On Wednesday, May 28, gold prices fell to a 15-week low as a result of an influx of investment in U.S. equities, according to Bloomberg.
The decline in the price of gold essentially makes null the gains it made earlier in the year, when tensions in Ukraine and the winter economic slowdown gave the precious metal its biggest first-quarter gain since 2008, Bloomberg reported.
Typically, the price for gold increases when there is increased demand due to turbulent world events or an economic recession. In 2011, gold prices hit an all-time high as concerns about debt in the United States and European countries reached a fever pitch, exceeding $1,900 an ounce. Since then, however, its value has been on a slow decline. In 2013, the price of gold fell about 28%, according to Bloomberg.
Gold’s failure to recover could spell bad news for individuals still hoping to sell their gold. On average, gold trade-ins will earn the seller about 55% of the gold’s market value — this percentage varies depending on buyers’ rates. With the market values going down, gold sellers’ earnings will go down as well.

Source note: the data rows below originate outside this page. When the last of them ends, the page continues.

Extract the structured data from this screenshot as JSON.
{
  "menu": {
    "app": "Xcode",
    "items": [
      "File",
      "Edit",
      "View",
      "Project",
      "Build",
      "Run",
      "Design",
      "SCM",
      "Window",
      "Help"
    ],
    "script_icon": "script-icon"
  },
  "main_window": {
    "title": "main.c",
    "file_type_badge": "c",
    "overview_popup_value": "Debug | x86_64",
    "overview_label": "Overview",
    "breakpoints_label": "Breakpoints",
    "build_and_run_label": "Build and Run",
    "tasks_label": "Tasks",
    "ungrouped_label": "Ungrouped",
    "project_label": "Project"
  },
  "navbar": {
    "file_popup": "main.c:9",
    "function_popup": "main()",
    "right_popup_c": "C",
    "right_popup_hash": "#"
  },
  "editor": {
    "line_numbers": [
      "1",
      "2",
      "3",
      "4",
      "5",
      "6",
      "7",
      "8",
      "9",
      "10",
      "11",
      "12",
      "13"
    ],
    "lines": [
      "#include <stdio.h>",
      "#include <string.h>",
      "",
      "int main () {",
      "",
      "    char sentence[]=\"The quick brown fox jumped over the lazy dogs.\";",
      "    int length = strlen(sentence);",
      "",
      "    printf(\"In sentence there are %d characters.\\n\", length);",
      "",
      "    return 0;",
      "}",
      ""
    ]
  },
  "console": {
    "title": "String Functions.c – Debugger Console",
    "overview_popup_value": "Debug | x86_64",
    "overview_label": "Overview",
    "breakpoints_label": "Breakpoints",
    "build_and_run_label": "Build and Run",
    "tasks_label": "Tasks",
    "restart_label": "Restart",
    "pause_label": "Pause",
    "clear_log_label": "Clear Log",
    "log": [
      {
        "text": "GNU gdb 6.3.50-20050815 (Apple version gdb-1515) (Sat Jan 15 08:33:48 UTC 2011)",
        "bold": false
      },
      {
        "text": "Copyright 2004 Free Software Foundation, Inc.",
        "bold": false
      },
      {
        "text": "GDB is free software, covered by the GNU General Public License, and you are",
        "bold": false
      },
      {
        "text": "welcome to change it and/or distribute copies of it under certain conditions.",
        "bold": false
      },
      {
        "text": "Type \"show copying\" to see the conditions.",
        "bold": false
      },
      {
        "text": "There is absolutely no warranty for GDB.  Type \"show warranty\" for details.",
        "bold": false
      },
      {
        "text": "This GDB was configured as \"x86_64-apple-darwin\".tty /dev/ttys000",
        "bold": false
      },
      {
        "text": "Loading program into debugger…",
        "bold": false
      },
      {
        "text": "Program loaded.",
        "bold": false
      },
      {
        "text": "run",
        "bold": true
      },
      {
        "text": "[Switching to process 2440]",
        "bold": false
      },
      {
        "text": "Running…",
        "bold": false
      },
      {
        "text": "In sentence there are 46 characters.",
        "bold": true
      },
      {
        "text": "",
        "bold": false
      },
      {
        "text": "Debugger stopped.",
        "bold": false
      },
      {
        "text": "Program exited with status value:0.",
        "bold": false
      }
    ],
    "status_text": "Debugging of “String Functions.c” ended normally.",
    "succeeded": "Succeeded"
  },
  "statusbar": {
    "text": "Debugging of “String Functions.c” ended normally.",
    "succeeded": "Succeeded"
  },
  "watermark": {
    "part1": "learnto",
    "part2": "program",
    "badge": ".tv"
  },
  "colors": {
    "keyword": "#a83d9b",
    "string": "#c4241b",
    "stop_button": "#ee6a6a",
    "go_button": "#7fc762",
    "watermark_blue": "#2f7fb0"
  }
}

“I don’t see any reason for gold to go higher,” James Shelton, who assists in the oversight of $2.1 billion as chief investment officer of Kanaly Trust Co. in Houston, told Bloomberg. “Equities continue to be the choice of investors. Unless inflation suddenly flares up, I would bet on lower gold prices.”
However, some experts remain optimistic for gold’s future, as it is a popular choice for long-term investing.
“Every time there is political turmoil, people will come back to gold,” Tom Winmill, who co-manages about $180 million of assets for Midas Funds, said. “Also, when the fabricators and merchants come back, there will be an upward move in prices.”